Elle fait cependant un constat très intéressant, en confrontant la culture et les livres proposés par l’école et ce qu’elle pouvait lire chez elle : « Quand j’entends aujourd’hui les pamphlets anticommunautaristes moquer lourdement les cultures minoritaires puériles, radoteuses et frileuses, je ne peux me retenir de comparer les deux bibliothèques de mon enfance. La plus universaliste n’était pas celle qu’on aurait cru » (p. 125).
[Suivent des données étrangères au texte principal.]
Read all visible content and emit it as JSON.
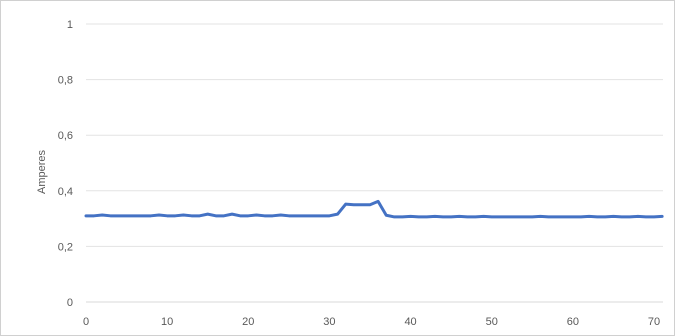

C’est grâce à une revue littéraire bretonne, Gwalarn, qu’elle apprend « le nom d’auteurs et d’œuvres dont l’école, et même plus tard le collège, ne soufflent mot : Tchekhov […], Eschyle et Hawthorne […]. Montrer que la langue bretonne était capable de rendre les nuances de la grande littérature, qu’elle n’était pas une langue morte […] Mon père avait lui aussi entrepris une traduction de Longfellow, en passant à moi » (p. 88). Elle disposait également chez elle d’une riche bibliothèque, ouverte au monde celtique et, en général aux minorités, galloises, provençales, etc. Ainsi lisait-elle le Barzaz Breiz, mais aussi le Mabinogion et le Kalevala, les œuvres de Liam O’Flaherty, de Synge, de Mistral… Cette bibliothèque accueillait « une foule de minorités culturelles, pour peu qu’elles fussent méprisées ou combattues. L’égalité, ici, en cela bien différente de celle de l’école, était l’abolition des injustices faites aux différences » (p. 148).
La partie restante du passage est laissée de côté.